After grappling his way through several rooftops, Knox jumps onto a flying motorcycle driven by his human friend Shani and the two are pursued by an aircraft firing machine guns. Before their plane is destroyed, the two manage to commandeer another vehicle and fly to safety. Returning to their friends and captain, a woman named Dakini, at their enormous ship, the two hand over the CD, which reveals the location of a distant planet.
Prior to the 2017 reveal, the 2008 Ubidays trailer remained the only official trailer for Beyond Good and Evil 2 from Ubisoft for nine years. You can view it below, but it is no longer indicative of the final version of Beyond Good and Evil 2.
The game may be bigger than we thought
There is nothing out there so far to suggest that Beyond Good and Evil 2 will stray from its action-adventure roots but that particular genre was in its heyday in the PlayStation 2 era. So far, Ubisoft simply said the prequel will be bigger — way bigger. The company describes the game as a “vast and seamless online playground.” The final game will feature more cities to explore, planet exploration, and space travel. Ancel said the world will not be procedurally generated — each planet and region will be designed by Ubisoft directly, resulting in locations with detailed stories to tell. Players will also be able to recruit special “legendary” characters in each region, who can help with learning new abilities and upgrades on the player’s ship.
Play your way
Though online cooperative play will be a major feature in Beyond Good & Evil 2, Ancel told fans the game could also be played solo offline during a December 2017 developer live-stream. According to Ancel, players will be able to customize the experience to best fit their personal playstyle.
In a similar vein, Ancel showed off an in-game character creation tool, which may or may not be available to players. Shown off during the stream, the character-creation tool offers tremendous control over a hybrid’s appearance, with selectors for physical build, sex, and species — we saw monkeys, pigs, rhinos, alligators, dogs, and sharks.
Potential features teased
Beyond Good & Evil 2 is still in the early stages of development, but we now have a little bit more information on both gameplay and story features courtesy of a Ubisoft survey email.
Shared with members of the “Space Monkey Program,” a fan club for the upcoming game, the survey asks users for their opinion on a few elements we already know will be included in the game, such as “a huge and varied open world” and “a multiplayer/connected approach that allows interaction with other players.”
However, the survey also gauged users’ enthusiasm on role-playing elements, player-versus-player content, and post-launch update support.
The protagonist of the original game, Jade, doesn’t appear to be included in the prequel — it takes place far too early for her to be alive.
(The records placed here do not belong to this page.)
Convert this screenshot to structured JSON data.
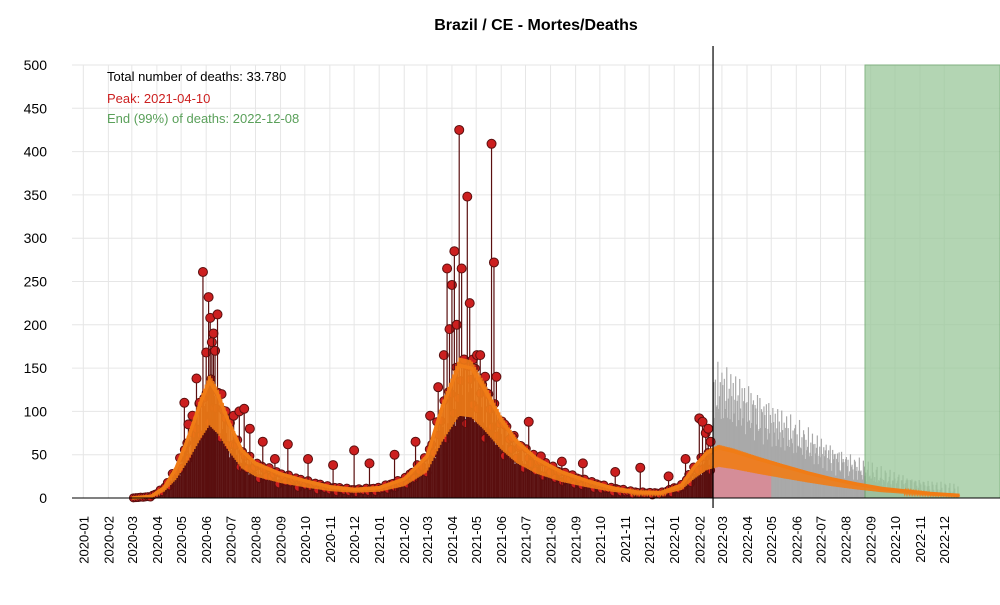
{
  "colors": {
    "observed_point": "#cc1f1f",
    "observed_outline": "#5a0f0f",
    "observed_line": "#5a0f0f",
    "smoothed_line": "#f07c16",
    "forecast_bars": "#a9a9a9",
    "end_region": "#9ac89a",
    "peak_text": "#cc1f1f",
    "end_text": "#5aa05a",
    "grid": "#e6e6e6"
  },
  "chart_data": {
    "type": "line",
    "title": "Brazil / CE - Mortes/Deaths",
    "xlabel": "",
    "ylabel": "",
    "ylim": [
      0,
      500
    ],
    "yticks": [
      0,
      50,
      100,
      150,
      200,
      250,
      300,
      350,
      400,
      450,
      500
    ],
    "x_tick_labels": [
      "2020-01",
      "2020-02",
      "2020-03",
      "2020-04",
      "2020-05",
      "2020-06",
      "2020-07",
      "2020-08",
      "2020-09",
      "2020-10",
      "2020-11",
      "2020-12",
      "2021-01",
      "2021-02",
      "2021-03",
      "2021-04",
      "2021-05",
      "2021-06",
      "2021-07",
      "2021-08",
      "2021-09",
      "2021-10",
      "2021-11",
      "2021-12",
      "2022-01",
      "2022-02",
      "2022-03",
      "2022-04",
      "2022-05",
      "2022-06",
      "2022-07",
      "2022-08",
      "2022-09",
      "2022-10",
      "2022-11",
      "2022-12"
    ],
    "xlim": [
      "2019-12-18",
      "2023-02-08"
    ],
    "annotations": {
      "total": "Total number of deaths: 33.780",
      "peak": "Peak: 2021-04-10",
      "end": "End (99%) of deaths: 2022-12-08"
    },
    "current_date": "2022-02-18",
    "end_region_start": "2022-08-25",
    "smoothed_series": [
      {
        "x": "2020-03-01",
        "y": 0
      },
      {
        "x": "2020-03-25",
        "y": 2
      },
      {
        "x": "2020-04-10",
        "y": 12
      },
      {
        "x": "2020-04-25",
        "y": 35
      },
      {
        "x": "2020-05-10",
        "y": 70
      },
      {
        "x": "2020-05-25",
        "y": 110
      },
      {
        "x": "2020-06-05",
        "y": 135
      },
      {
        "x": "2020-06-15",
        "y": 120
      },
      {
        "x": "2020-06-30",
        "y": 85
      },
      {
        "x": "2020-07-15",
        "y": 55
      },
      {
        "x": "2020-08-01",
        "y": 40
      },
      {
        "x": "2020-09-01",
        "y": 28
      },
      {
        "x": "2020-10-01",
        "y": 20
      },
      {
        "x": "2020-11-01",
        "y": 13
      },
      {
        "x": "2020-12-01",
        "y": 10
      },
      {
        "x": "2021-01-01",
        "y": 12
      },
      {
        "x": "2021-02-01",
        "y": 22
      },
      {
        "x": "2021-03-01",
        "y": 48
      },
      {
        "x": "2021-03-20",
        "y": 105
      },
      {
        "x": "2021-04-10",
        "y": 153
      },
      {
        "x": "2021-04-25",
        "y": 150
      },
      {
        "x": "2021-05-10",
        "y": 128
      },
      {
        "x": "2021-06-01",
        "y": 90
      },
      {
        "x": "2021-06-20",
        "y": 65
      },
      {
        "x": "2021-07-15",
        "y": 45
      },
      {
        "x": "2021-08-15",
        "y": 30
      },
      {
        "x": "2021-09-15",
        "y": 20
      },
      {
        "x": "2021-10-15",
        "y": 12
      },
      {
        "x": "2021-11-15",
        "y": 7
      },
      {
        "x": "2021-12-15",
        "y": 6
      },
      {
        "x": "2022-01-10",
        "y": 15
      },
      {
        "x": "2022-01-25",
        "y": 35
      },
      {
        "x": "2022-02-10",
        "y": 52
      },
      {
        "x": "2022-02-25",
        "y": 58
      },
      {
        "x": "2022-03-15",
        "y": 54
      },
      {
        "x": "2022-04-15",
        "y": 45
      },
      {
        "x": "2022-05-15",
        "y": 37
      },
      {
        "x": "2022-06-15",
        "y": 29
      },
      {
        "x": "2022-07-15",
        "y": 22
      },
      {
        "x": "2022-08-15",
        "y": 16
      },
      {
        "x": "2022-09-15",
        "y": 11
      },
      {
        "x": "2022-10-15",
        "y": 8
      },
      {
        "x": "2022-11-15",
        "y": 5
      },
      {
        "x": "2022-12-20",
        "y": 3
      }
    ],
    "observed_points": [
      {
        "x": "2020-05-05",
        "y": 110
      },
      {
        "x": "2020-05-10",
        "y": 85
      },
      {
        "x": "2020-05-15",
        "y": 95
      },
      {
        "x": "2020-05-20",
        "y": 138
      },
      {
        "x": "2020-05-24",
        "y": 110
      },
      {
        "x": "2020-05-28",
        "y": 261
      },
      {
        "x": "2020-06-01",
        "y": 168
      },
      {
        "x": "2020-06-04",
        "y": 232
      },
      {
        "x": "2020-06-06",
        "y": 208
      },
      {
        "x": "2020-06-08",
        "y": 180
      },
      {
        "x": "2020-06-10",
        "y": 190
      },
      {
        "x": "2020-06-12",
        "y": 170
      },
      {
        "x": "2020-06-15",
        "y": 212
      },
      {
        "x": "2020-06-20",
        "y": 120
      },
      {
        "x": "2020-06-25",
        "y": 100
      },
      {
        "x": "2020-07-05",
        "y": 95
      },
      {
        "x": "2020-07-12",
        "y": 100
      },
      {
        "x": "2020-07-18",
        "y": 103
      },
      {
        "x": "2020-07-25",
        "y": 80
      },
      {
        "x": "2020-08-10",
        "y": 65
      },
      {
        "x": "2020-08-25",
        "y": 45
      },
      {
        "x": "2020-09-10",
        "y": 62
      },
      {
        "x": "2020-10-05",
        "y": 45
      },
      {
        "x": "2020-11-05",
        "y": 38
      },
      {
        "x": "2020-12-01",
        "y": 55
      },
      {
        "x": "2020-12-20",
        "y": 40
      },
      {
        "x": "2021-01-20",
        "y": 50
      },
      {
        "x": "2021-02-15",
        "y": 65
      },
      {
        "x": "2021-03-05",
        "y": 95
      },
      {
        "x": "2021-03-15",
        "y": 128
      },
      {
        "x": "2021-03-22",
        "y": 165
      },
      {
        "x": "2021-03-26",
        "y": 265
      },
      {
        "x": "2021-03-29",
        "y": 195
      },
      {
        "x": "2021-04-01",
        "y": 246
      },
      {
        "x": "2021-04-04",
        "y": 285
      },
      {
        "x": "2021-04-07",
        "y": 200
      },
      {
        "x": "2021-04-10",
        "y": 425
      },
      {
        "x": "2021-04-13",
        "y": 265
      },
      {
        "x": "2021-04-16",
        "y": 160
      },
      {
        "x": "2021-04-20",
        "y": 348
      },
      {
        "x": "2021-04-23",
        "y": 225
      },
      {
        "x": "2021-04-27",
        "y": 160
      },
      {
        "x": "2021-05-02",
        "y": 165
      },
      {
        "x": "2021-05-06",
        "y": 165
      },
      {
        "x": "2021-05-12",
        "y": 140
      },
      {
        "x": "2021-05-16",
        "y": 120
      },
      {
        "x": "2021-05-20",
        "y": 409
      },
      {
        "x": "2021-05-23",
        "y": 272
      },
      {
        "x": "2021-05-26",
        "y": 140
      },
      {
        "x": "2021-06-05",
        "y": 85
      },
      {
        "x": "2021-06-15",
        "y": 70
      },
      {
        "x": "2021-06-25",
        "y": 60
      },
      {
        "x": "2021-07-05",
        "y": 88
      },
      {
        "x": "2021-07-20",
        "y": 48
      },
      {
        "x": "2021-08-15",
        "y": 42
      },
      {
        "x": "2021-09-10",
        "y": 40
      },
      {
        "x": "2021-10-20",
        "y": 30
      },
      {
        "x": "2021-11-20",
        "y": 35
      },
      {
        "x": "2021-12-25",
        "y": 25
      },
      {
        "x": "2022-01-15",
        "y": 45
      },
      {
        "x": "2022-02-01",
        "y": 92
      },
      {
        "x": "2022-02-05",
        "y": 88
      },
      {
        "x": "2022-02-09",
        "y": 75
      },
      {
        "x": "2022-02-12",
        "y": 80
      },
      {
        "x": "2022-02-15",
        "y": 65
      }
    ]
  }
}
However, the survey also asked users how important they found the character, as well as the secondary characters like Pey’j and Mammago. This could point to some strange time-bending element, and this seems to be further implied in a third section of the survey, when users were asked their opinion on other science-fiction franchises. Among them is Assassin’s Creed, which features the time-exploring Animus device.